Hologramme faszinieren die Menschen, weil sie es ermöglichen, Gegenstände in ihrer gesamten Dreidimensionalität wiederzugeben. Solche Aufnahmen zu erstellen ist allerdings nach wie vor ein komplexes Problem, weil die für eine adäquate Abbildung notwendigen Informationsmengen enorm groß sind. Digitale Bildsensoren (CCDs) benötigen dazu Auflösungen im Gigapixelbereich, wie sie reguläre Kameras nicht erreichen. Nur mit Spezialscannern ist das möglich.
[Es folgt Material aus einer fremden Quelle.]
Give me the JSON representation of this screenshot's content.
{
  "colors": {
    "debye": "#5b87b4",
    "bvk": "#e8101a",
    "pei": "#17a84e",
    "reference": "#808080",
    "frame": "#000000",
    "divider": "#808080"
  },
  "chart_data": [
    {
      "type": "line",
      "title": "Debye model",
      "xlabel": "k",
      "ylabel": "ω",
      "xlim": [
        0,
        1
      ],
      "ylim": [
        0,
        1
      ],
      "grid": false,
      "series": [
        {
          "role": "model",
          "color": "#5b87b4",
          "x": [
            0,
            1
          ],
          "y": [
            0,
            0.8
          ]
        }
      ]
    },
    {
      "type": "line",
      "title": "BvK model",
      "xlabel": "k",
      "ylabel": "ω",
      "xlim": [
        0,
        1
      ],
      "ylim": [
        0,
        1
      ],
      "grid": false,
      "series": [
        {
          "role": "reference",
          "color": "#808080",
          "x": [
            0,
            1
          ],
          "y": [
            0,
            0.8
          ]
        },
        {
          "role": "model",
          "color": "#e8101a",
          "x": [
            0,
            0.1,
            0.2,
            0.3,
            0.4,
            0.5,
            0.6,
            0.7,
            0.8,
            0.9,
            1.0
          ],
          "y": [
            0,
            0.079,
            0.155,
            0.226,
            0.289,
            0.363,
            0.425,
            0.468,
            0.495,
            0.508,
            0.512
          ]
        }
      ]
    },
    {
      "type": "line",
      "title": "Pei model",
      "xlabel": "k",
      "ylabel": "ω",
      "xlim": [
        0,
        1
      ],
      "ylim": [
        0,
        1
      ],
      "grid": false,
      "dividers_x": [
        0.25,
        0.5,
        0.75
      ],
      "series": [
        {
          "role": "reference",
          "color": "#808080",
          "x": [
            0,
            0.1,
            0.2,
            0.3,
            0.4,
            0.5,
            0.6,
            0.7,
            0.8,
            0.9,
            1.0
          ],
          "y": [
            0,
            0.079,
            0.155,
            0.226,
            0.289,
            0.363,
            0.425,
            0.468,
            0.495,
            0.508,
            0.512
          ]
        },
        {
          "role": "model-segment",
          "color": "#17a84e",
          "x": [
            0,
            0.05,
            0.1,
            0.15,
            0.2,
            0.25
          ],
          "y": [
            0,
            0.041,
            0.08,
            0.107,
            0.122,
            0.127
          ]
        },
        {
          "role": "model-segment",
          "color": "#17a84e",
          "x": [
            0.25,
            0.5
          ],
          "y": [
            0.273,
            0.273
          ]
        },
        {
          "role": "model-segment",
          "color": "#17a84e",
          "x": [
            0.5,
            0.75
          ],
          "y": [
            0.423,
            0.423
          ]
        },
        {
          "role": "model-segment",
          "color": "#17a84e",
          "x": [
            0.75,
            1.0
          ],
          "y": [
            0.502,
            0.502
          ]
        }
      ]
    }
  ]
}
Tomoyoshi Shimobaba von der Chiba University in Japan hat zusammen mit einigen Kollegen nun ein neues Verfahren entwickelt, das hochauflösende Hologramm ohne teure CCDs erzeugen kann, berichtet Technology Review in seiner Online-Ausgabe. Stattdessen verwenden die Wissenschaftler ein selbstentwickeltes digitales holographisches Mikroskop mit einer Gigapixel-Auflösung, das hauptsächlich aus einer Laserquelle und einem billigen A4-Scanner besteht.
Das Gerät könnte kaum simpler sein. Die einfachste Methode, Hologramme zu erstellen, ist das sogenannte Inline-Verfahren. Dabei werden Laser, Probe und Aufzeichnungsmedium auf Linie gebracht. Der Laser tastet die Probe ab, wobei ein Interferenzmuster entsteht, das die Bildinformationen enthält.
Die schwere Aufgabe ist nun, dieses Interferenzmuster mit der notwendigen Auflösung aufzuzeichnen. Shimobaba und sein Team verwenden dazu einen handelsüblichen Dokumentenscanner mit einer Auflösung von 4800 dpi – ein Consumer-Gerät. Die Hardware nutzt eine einzige Reihe lichtempfindlicher CCDs, die eine ganze Seite abfährt. Theoretisch ist es so möglich, eine Auflösung von 56.144 mal 39.698 Bildpunkten zu erzielen, was über 2 Gigapixel entspricht. Im Versuch wurden mit dem System Darstellungen im Bereich von 0,43 Gigapixel erfasst.